MEMBERS OF the media were yesterday barred from accessing the lobby area just outside Parliament's chamber where Foreign Affairs Minister K.D. Knight recently used an expletive to scold Local Government Minister Portia Simpson Miller.
The Gleaner tried to access the area, but a number of policemen and women said it was no longer accessible to reporters. They explained that the area was supposed to be inaccessible to reporters from long ago, but this rule was not enforced. It is understood that at least one other reporter was also barred from accessing the lobby.
NO AUTHORITY
But Shirley Lewis, the Clerk of the Houses of Parliament, told The Gleaner yesterday the police had no authority to bar reporters from accessing the area. At least not yet.
"The House Speaker and the President [of the Senate] are in the process of making new rules, and these rules have not been signed off on yet," she said. She added that both House Speaker Michael Peart and Senate President Syringa Marshall-Burnett are to meet this morning to sign off on the new rules.
"I suppose they (police) were dropping their guns a little," Mrs. Lewis said. When asked who had authorised them to prevent reporters accessing the lobby area, Mrs. Lewis said: "I don't know. I certainly didn't and I don't think the House Speaker did."
Contacted yesterday, Super-intendent Carlton Wilson, head of the Kingston Central Police Division which has overall responsibility for Parliament, said the lobby area is off limits to reporters.
"Reporters should go to the gallery upstairs," he said, adding that the lobby is reserved for Senators, Members of Parliament and their security detail.
"This is a long-standing rule of the House. I've not looked at the Standing Orders but I think this is a part of it," he said.

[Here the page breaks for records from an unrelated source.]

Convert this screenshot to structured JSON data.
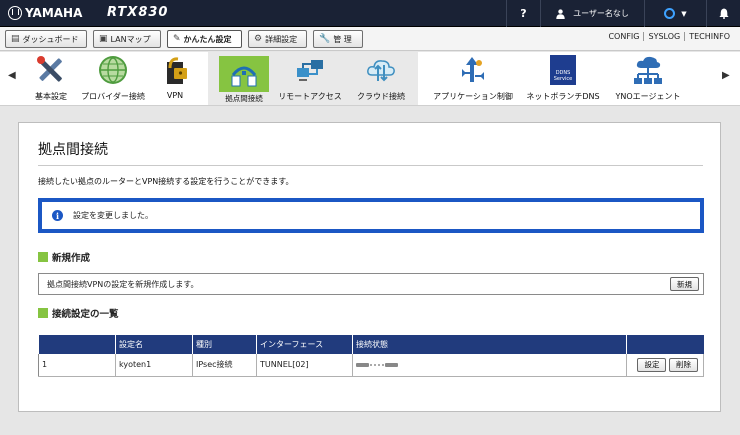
{
  "topbar": {
    "brand": "YAMAHA",
    "model": "RTX830",
    "help_label": "?",
    "user_label": "ユーザー名なし",
    "power_label": "O",
    "accent": "#1a2235"
  },
  "nav": {
    "buttons": [
      "ダッシュボード",
      "LANマップ",
      "かんたん設定",
      "詳細設定",
      "管 理"
    ],
    "active": "かんたん設定",
    "links": [
      "CONFIG",
      "SYSLOG",
      "TECHINFO"
    ]
  },
  "iconbar": {
    "items": [
      {
        "label": "基本設定",
        "icon": "tools-icon"
      },
      {
        "label": "プロバイダー接続",
        "icon": "globe-icon"
      },
      {
        "label": "VPN",
        "icon": "vpn-lock-icon"
      },
      {
        "label": "拠点間接続",
        "icon": "site-to-site-icon"
      },
      {
        "label": "リモートアクセス",
        "icon": "remote-access-icon"
      },
      {
        "label": "クラウド接続",
        "icon": "cloud-connect-icon"
      },
      {
        "label": "アプリケーション制御",
        "icon": "app-control-icon"
      },
      {
        "label": "ネットボランチDNS",
        "icon": "ddns-icon"
      },
      {
        "label": "YNOエージェント",
        "icon": "yno-agent-icon"
      }
    ],
    "active_index": 3,
    "ddns_icon_text": "DDNS Service",
    "active_color": "#86c441"
  },
  "page": {
    "title": "拠点間接続",
    "description": "接続したい拠点のルーターとVPN接続する設定を行うことができます。",
    "notice": "設定を変更しました。",
    "notice_icon": "i",
    "new_section": {
      "heading": "新規作成",
      "text": "拠点間接続VPNの設定を新規作成します。",
      "button": "新規"
    },
    "list_section": {
      "heading": "接続設定の一覧",
      "columns": [
        "",
        "設定名",
        "種別",
        "インターフェース",
        "接続状態",
        ""
      ],
      "rows": [
        {
          "no": "1",
          "name": "kyoten1",
          "type": "IPsec接続",
          "interface": "TUNNEL[02]",
          "status": "disconnected",
          "edit": "設定",
          "delete": "削除"
        }
      ]
    }
  }
}
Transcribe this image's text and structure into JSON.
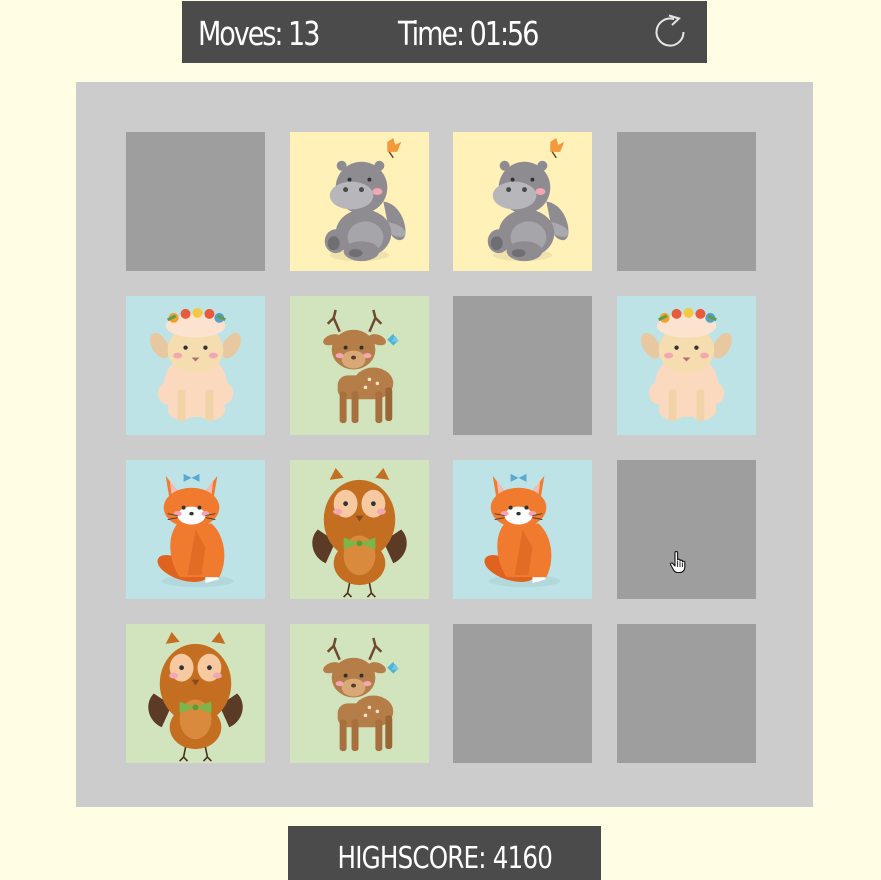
{
  "hud": {
    "moves_label": "Moves: 13",
    "time_label": "Time: 01:56",
    "restart_icon": "restart-icon"
  },
  "board": {
    "background": "#cccccc",
    "card_back_color": "#9e9e9e",
    "rows": [
      [
        {
          "state": "face-down"
        },
        {
          "state": "face-up",
          "animal": "hippo",
          "bg": "#fff1b8"
        },
        {
          "state": "face-up",
          "animal": "hippo",
          "bg": "#fff1b8"
        },
        {
          "state": "face-down"
        }
      ],
      [
        {
          "state": "face-up",
          "animal": "sheep",
          "bg": "#bde3e6"
        },
        {
          "state": "face-up",
          "animal": "deer",
          "bg": "#d2e4bd"
        },
        {
          "state": "face-down"
        },
        {
          "state": "face-up",
          "animal": "sheep",
          "bg": "#bde3e6"
        }
      ],
      [
        {
          "state": "face-up",
          "animal": "fox",
          "bg": "#bde3e6"
        },
        {
          "state": "face-up",
          "animal": "owl",
          "bg": "#d2e4bd"
        },
        {
          "state": "face-up",
          "animal": "fox",
          "bg": "#bde3e6"
        },
        {
          "state": "face-down"
        }
      ],
      [
        {
          "state": "face-up",
          "animal": "owl",
          "bg": "#d2e4bd"
        },
        {
          "state": "face-up",
          "animal": "deer",
          "bg": "#d2e4bd"
        },
        {
          "state": "face-down"
        },
        {
          "state": "face-down"
        }
      ]
    ]
  },
  "footer": {
    "highscore_label": "HIGHSCORE: 4160"
  },
  "colors": {
    "page_background": "#fffde3",
    "bar_background": "#4b4b4b",
    "bar_text": "#ffffff"
  }
}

In April, The Gleaner reported that during a sitting of the House of Representatives, Mrs. Simpson Miller drew the ire of Mr. Knight who told her an expletive just before they entered the chamber. The incident occurred in front of Prime Minister P.J. Patterson.
Mr. Knight's expletive was
in criticism of the Local Government Minister's abstention on an Opposition motion calling for increased allocation to her Ministry to better equip the fire service.